A Rice Processing System changes that structural imbalance. A state-of-the-art drying and milling facility gives farmers the ability to store their crop longer, dry it properly to prevent spoilage, and wait for better market conditions before selling. The quality of the processed rice also improves, commanding better prices in the market.
"Para hindi na mahawakan ng traders ang mga magsasaka dito. Para kaya nilang itago ang kanilang palay nang mas matagal, at hindi nila kailangang ibenta kaagad," Tiu Laurel said. The facility committed is Rice Processing System 3, described as the largest available model, targeted to begin construction this year with a completion target of next year.
The Food Hub and Cold Storage: The Logistics Layer
Alongside the rice processing system, Tiu Laurel committed to a food hub with cold storage facilities on the same 50-hectare property in Rizal. The food hub addresses a different but equally important constraint: the logistical and market access barriers that prevent Kalinga farmers from selling their crops at competitive prices beyond local buyers.
Cold storage is the infrastructure that makes it possible to hold perishable agricultural products at quality long enough to reach better markets. Without it, the economics of post-harvest value are dictated entirely by the distance between the farm and the nearest buyer willing to take the product that day. With it, farmers can access markets in Baguio, Manila, and beyond that pay significantly more for quality produce.

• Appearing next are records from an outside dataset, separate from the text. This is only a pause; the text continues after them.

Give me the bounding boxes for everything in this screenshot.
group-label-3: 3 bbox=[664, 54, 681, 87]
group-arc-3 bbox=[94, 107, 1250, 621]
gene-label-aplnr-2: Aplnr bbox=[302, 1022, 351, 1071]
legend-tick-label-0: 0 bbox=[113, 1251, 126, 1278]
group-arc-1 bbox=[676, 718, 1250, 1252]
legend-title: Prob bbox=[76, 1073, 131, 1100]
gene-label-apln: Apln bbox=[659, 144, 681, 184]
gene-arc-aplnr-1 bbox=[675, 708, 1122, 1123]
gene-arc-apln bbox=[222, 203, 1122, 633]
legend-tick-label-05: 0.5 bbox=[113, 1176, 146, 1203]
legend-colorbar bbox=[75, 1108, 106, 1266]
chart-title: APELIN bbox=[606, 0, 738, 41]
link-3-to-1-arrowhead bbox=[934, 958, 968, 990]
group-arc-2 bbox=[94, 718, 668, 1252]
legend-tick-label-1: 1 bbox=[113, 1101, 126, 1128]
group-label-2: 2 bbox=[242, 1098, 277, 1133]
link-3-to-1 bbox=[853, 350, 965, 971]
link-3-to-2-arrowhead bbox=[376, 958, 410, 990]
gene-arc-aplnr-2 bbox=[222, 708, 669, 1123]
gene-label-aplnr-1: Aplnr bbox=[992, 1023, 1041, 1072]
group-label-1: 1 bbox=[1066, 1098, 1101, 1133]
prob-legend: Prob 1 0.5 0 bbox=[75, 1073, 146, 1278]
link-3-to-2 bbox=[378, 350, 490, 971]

"I think it's also appropriate that we put in that 50-hectare property a food hub with cold storage, so paplanuhin natin yan and hopefully, we will implement that next year naman, sana matapos by 2028," Tiu Laurel said.
What the Province Is Committing In Return
Governor James Edduba welcomed the commitments and affirmed the Kalinga provincial government's support for implementation. "With humility and hope, we appeal for your support in turning this vision into reality. We believe that through strong collaboration between the national government and local government units, we can bring lasting progress and opportunities to our farmers and future generations."
The 50-hectare property in Rizal that the provincial government has designated for the rice and corn complex is the LGU's concrete contribution to making the national investment viable. Site availability is frequently the bottleneck that delays agricultural infrastructure projects after commitments are made. Kalinga has removed that bottleneck in advance.
Why This Matters for the Cordillera Agricultural Ecosystem
The commitments made in Tabuk City on May 22 are part of a broader pattern of agricultural infrastructure investment being directed toward Northern Luzon and the Cordillera. The region's highland geography gives it a distinct agricultural profile: rice varieties suited to mountain terrain, vegetable production that supplies markets across the north, and cacao and coffee crops gaining national and international attention.
What has consistently limited the economic return on that agricultural productivity is infrastructure: the post-harvest, storage, and logistics systems that determine whether what farmers grow translates into income they can control. A rice processing system in Rizal, Kalinga, paired with a food hub and cold storage, does not just help Kalinga farmers. It strengthens the agricultural supply chain of the entire Cordillera region by adding a significant processing and logistics node where none currently exists at this scale.